Speaking at the powerful gun lobby’s annual showpiece event for the fourth consecutive year, Trump appeared to reference the April 23 van attack in Toronto to support his argument.
“It seems that if we’re going to outlaw guns like so many people want to do… you know what I’m going to say, we are going to have to outlaw immediately all vans and all trucks, which are now the new form of death for the maniac terrorists, right?” Trump said to a chorus of cheers.
“They take a truck and they run over eight people and wound 16 like what happened in New York — and what just happened.
“So let’s ban immediately all trucks, all vans, maybe all cars. How about cars? Let’s not sell any more cars.”
It was one of several traditional pro-gun arguments brought up by Trump in his attempt to woo the NRA — the group spent $30 million on his presidential campaign, but expressed concerns about some of his utterances about gun control in the wake of the school shooting in Parkland, Fla.
Trump’s pro-gun rhetoric also comes as Republicans look to midterm elections in November. “You gotta get out and vote,” he told NRA members on more than occasion.
WATCH: Trump discusses Parkland, Florida school shooting during NRA speech
Several pro-gun activists have sought to use the Toronto van attack to deride arguments for gun control.
Guy Morin, vice president of the Quebec-based gun lobby group Tous contre un registre Quebecois des armes à feu (United against a Quebecois gun registry), tweeted this cartoon of a van depicted as a firearm.
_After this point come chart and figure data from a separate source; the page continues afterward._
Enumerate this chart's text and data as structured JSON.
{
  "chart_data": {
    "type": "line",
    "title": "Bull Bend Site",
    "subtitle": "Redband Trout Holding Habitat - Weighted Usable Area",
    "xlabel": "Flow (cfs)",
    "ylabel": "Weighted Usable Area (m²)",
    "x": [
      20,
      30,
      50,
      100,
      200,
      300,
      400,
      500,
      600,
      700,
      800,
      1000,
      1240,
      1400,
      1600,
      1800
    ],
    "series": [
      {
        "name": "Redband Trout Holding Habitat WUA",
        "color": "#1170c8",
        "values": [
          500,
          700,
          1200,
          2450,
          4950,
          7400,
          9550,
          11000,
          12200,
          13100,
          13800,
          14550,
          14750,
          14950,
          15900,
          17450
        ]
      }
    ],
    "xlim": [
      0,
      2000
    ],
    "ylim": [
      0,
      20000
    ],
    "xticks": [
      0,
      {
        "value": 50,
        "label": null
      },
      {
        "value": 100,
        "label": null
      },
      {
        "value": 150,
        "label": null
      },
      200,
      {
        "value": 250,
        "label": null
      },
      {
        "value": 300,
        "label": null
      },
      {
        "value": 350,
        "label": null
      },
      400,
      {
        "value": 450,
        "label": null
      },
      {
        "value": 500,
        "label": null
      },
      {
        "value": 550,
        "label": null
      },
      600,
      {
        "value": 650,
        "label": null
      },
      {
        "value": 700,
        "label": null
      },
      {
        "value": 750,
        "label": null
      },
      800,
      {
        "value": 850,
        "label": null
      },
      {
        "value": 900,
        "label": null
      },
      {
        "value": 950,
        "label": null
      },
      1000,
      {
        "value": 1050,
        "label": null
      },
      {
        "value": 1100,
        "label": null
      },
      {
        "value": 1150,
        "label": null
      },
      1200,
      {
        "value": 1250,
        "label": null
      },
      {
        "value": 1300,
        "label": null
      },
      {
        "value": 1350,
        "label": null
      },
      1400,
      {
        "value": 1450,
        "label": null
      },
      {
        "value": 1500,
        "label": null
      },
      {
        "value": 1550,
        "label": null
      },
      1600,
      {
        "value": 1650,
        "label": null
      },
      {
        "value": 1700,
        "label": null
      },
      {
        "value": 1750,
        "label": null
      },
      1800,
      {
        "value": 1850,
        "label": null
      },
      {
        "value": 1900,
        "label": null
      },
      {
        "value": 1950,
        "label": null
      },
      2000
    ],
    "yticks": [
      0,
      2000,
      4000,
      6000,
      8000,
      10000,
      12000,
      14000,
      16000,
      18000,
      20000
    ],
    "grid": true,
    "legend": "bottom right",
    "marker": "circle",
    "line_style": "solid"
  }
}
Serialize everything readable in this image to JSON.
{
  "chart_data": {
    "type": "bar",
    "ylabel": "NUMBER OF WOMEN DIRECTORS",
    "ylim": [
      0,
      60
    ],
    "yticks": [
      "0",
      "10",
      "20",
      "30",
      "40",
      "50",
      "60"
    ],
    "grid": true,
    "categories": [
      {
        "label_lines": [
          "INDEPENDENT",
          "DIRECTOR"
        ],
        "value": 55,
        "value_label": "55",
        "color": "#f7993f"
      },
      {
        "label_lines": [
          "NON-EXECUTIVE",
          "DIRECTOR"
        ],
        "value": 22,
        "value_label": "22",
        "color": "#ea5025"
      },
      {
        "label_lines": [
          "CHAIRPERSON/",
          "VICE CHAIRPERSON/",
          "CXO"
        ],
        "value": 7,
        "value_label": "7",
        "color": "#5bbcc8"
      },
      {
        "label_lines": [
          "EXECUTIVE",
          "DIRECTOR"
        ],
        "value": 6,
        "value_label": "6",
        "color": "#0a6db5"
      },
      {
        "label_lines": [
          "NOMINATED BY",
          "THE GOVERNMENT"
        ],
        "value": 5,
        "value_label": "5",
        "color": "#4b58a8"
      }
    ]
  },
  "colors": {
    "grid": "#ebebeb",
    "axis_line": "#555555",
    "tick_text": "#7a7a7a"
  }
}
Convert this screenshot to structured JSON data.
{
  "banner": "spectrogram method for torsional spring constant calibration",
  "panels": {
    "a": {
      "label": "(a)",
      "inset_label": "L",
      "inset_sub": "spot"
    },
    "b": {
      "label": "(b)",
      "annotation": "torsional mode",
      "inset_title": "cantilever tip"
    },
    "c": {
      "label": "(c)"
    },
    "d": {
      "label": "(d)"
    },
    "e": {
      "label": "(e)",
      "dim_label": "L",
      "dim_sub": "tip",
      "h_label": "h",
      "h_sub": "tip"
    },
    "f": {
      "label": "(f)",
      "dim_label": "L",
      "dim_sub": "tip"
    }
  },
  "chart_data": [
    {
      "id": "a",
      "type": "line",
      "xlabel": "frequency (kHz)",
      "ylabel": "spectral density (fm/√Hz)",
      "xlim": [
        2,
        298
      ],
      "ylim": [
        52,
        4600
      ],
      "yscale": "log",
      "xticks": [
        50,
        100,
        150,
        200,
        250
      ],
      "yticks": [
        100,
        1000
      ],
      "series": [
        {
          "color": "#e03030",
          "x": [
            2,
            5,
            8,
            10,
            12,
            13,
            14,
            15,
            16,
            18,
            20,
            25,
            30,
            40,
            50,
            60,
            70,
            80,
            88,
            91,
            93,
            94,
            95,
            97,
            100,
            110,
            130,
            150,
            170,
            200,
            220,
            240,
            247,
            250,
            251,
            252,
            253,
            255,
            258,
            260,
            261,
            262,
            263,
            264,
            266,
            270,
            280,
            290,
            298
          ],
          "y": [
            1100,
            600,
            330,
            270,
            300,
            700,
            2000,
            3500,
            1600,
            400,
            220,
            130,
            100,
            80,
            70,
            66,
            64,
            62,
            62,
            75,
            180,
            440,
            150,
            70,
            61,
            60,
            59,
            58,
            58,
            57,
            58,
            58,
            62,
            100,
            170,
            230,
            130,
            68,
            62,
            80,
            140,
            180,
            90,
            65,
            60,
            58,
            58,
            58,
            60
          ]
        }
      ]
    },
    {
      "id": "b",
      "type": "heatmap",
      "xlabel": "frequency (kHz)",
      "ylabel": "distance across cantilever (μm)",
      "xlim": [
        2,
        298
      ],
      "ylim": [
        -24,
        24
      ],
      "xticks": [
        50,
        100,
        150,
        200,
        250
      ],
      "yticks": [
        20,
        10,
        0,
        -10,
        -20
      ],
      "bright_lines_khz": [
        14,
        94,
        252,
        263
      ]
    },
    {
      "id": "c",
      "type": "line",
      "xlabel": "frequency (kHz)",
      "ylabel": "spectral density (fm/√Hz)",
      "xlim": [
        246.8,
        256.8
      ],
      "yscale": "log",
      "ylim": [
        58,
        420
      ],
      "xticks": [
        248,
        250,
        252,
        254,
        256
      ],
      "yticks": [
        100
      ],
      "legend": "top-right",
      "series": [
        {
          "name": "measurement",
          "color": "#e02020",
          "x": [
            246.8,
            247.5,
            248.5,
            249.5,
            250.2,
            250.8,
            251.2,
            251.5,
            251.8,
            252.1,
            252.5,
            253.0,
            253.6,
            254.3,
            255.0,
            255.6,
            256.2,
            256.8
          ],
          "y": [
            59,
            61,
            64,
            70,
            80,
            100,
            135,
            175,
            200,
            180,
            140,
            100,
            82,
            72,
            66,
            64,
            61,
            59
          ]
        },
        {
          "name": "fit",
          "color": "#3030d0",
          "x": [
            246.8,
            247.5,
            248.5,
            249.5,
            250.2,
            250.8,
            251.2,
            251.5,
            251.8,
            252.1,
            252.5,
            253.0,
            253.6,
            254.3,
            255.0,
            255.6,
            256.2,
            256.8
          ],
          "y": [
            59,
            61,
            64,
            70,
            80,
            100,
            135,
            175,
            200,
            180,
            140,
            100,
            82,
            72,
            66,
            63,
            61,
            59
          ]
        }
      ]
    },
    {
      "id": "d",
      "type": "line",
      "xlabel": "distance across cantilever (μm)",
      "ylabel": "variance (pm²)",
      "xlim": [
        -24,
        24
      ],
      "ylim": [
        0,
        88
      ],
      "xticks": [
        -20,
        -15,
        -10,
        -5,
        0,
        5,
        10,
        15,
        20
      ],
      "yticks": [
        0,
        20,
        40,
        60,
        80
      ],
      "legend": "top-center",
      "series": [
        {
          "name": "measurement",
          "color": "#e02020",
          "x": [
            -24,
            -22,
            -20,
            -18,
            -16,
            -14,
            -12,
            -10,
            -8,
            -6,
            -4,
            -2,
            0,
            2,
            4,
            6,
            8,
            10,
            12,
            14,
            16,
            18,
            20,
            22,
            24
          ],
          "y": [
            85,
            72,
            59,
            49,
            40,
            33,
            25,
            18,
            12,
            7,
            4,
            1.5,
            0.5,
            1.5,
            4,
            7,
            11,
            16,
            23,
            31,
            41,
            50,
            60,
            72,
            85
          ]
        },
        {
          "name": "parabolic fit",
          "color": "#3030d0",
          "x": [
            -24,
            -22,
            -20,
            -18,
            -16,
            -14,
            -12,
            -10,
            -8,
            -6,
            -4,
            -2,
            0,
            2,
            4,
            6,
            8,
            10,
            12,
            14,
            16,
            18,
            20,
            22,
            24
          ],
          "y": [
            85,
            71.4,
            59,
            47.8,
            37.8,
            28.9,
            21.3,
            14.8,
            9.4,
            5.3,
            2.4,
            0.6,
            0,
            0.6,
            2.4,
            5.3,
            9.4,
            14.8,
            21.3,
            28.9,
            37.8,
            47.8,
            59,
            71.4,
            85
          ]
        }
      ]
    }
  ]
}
The morning after the attack, the Bellevue, Wash.-based Citizens Committee for the Right to Keep and Bear Arms (CCRKBA) issued a press release sarcastically suggesting that rental vans should now be referred to as “assault weapons,” given that guns such as AR-15 and AK-47 rifles are referred to by that moniker.
“What happened in Toronto Monday was a horrible tragedy. Fatal vehicle attacks have been increasing,” said CCRKBA chairman Alan Gottlieb. “If a gun had been the weapon instead of a vehicle, all of those would have been mass shootings.
“How should we define an ‘assault vehicle’?… once we define them, should we ban them, require special training to operate them, or just raise the age limit to buy or rent one? Or is the problem the individual driver, rather than the equipment he turns into a weapon? Once you realize how absurd it is to call a car an ‘assault weapon,’ you see the lunacy of defining, and then banning, so-called ‘assault rifles.'”
Conservative news outlet The Patriot Post also published an article suggesting that if the Toronto attacker had killed with a gun, “we’d be hearing calls to ban the tool he used rather than address the underlying issue,” while popular pro-gun blog Bearing Arms opined that the Toronto attack proves that bad people will always find a way to kill people, and that gun control won’t help matters.